I knew that earning a graduate degree was something I wanted to do, but I did not want to simply check a box. I wanted to find a program that would be engaging and specifically help me with my career. I had a mentor at Lilly who mentioned the Purdue BIRS program and, after learning more about the program, I knew this was the program for me. I was a little fearful about committing two years and the amount of work that would be required but I am happy that I did.

I cannot put a price on the value of the professors and guest speakers. The knowledge they brought to the courses exceeded all expectations. In the beginning, completing the directed project seemed impossible, but one professor was instrumental in guiding me through. She met with me on several occasions to discuss my options because she wanted me to be happy with my decision. That project ended up being the most interesting research I have ever done.

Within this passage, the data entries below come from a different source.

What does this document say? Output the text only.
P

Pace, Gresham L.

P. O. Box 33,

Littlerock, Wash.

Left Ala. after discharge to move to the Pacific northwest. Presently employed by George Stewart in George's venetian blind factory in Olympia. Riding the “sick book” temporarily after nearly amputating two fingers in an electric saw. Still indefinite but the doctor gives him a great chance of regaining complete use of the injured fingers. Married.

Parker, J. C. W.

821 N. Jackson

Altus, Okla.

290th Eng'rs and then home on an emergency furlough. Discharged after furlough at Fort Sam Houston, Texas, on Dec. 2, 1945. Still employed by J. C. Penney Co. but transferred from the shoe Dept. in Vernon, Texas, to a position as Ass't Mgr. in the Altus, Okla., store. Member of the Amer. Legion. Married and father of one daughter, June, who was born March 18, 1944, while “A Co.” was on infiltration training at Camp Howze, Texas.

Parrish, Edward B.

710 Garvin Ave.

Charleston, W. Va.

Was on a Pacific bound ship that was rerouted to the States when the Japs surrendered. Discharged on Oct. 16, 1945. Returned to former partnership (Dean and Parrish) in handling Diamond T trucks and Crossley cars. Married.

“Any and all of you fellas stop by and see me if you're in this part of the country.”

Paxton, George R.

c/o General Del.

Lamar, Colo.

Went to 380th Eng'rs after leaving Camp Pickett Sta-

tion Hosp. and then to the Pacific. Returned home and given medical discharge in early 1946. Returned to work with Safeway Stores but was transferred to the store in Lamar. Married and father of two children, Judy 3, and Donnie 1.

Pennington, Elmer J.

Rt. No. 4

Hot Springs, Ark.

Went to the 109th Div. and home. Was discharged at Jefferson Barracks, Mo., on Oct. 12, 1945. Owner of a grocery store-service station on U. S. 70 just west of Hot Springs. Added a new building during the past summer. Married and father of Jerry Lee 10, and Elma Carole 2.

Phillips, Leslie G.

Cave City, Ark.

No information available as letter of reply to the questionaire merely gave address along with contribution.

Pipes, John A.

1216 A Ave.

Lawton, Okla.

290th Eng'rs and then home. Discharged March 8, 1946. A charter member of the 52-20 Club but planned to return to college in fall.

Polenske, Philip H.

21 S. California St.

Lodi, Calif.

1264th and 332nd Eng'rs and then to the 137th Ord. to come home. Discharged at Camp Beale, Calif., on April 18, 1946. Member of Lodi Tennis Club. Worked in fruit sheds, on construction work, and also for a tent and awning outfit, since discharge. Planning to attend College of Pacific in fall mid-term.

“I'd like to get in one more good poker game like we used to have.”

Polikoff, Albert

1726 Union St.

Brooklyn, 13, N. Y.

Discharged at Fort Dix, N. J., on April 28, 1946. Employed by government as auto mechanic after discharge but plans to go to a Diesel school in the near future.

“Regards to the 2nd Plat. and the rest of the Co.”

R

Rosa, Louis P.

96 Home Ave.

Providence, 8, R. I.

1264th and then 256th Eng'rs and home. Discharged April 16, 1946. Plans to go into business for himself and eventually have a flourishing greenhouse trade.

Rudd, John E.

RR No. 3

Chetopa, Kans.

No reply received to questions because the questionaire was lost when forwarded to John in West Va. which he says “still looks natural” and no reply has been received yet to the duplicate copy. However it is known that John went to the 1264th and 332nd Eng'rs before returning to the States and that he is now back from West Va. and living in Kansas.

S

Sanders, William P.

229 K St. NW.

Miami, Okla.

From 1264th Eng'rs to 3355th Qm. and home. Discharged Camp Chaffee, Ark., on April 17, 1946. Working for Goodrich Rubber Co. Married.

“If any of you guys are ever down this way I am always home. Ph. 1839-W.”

If you’ve ever considered pursuing a graduate degree, specifically, this program, I would say just do it. The program is designed to fit the lifestyle of full-time professionals with families. You can go as fast or as slow as you need. The professors are incredibly understanding when it comes to balancing work, life and school, and are equally invested in your success. While the program is graded, the faculty work with you to ensure that you understand what you’ve learned and are able to apply it to your role in the industry.

Since completing the program, I have been promoted twice, made the change from clinical trial project management to program management, and have been able to add value to the teams and programs I support – due to the knowledge I gained from this program.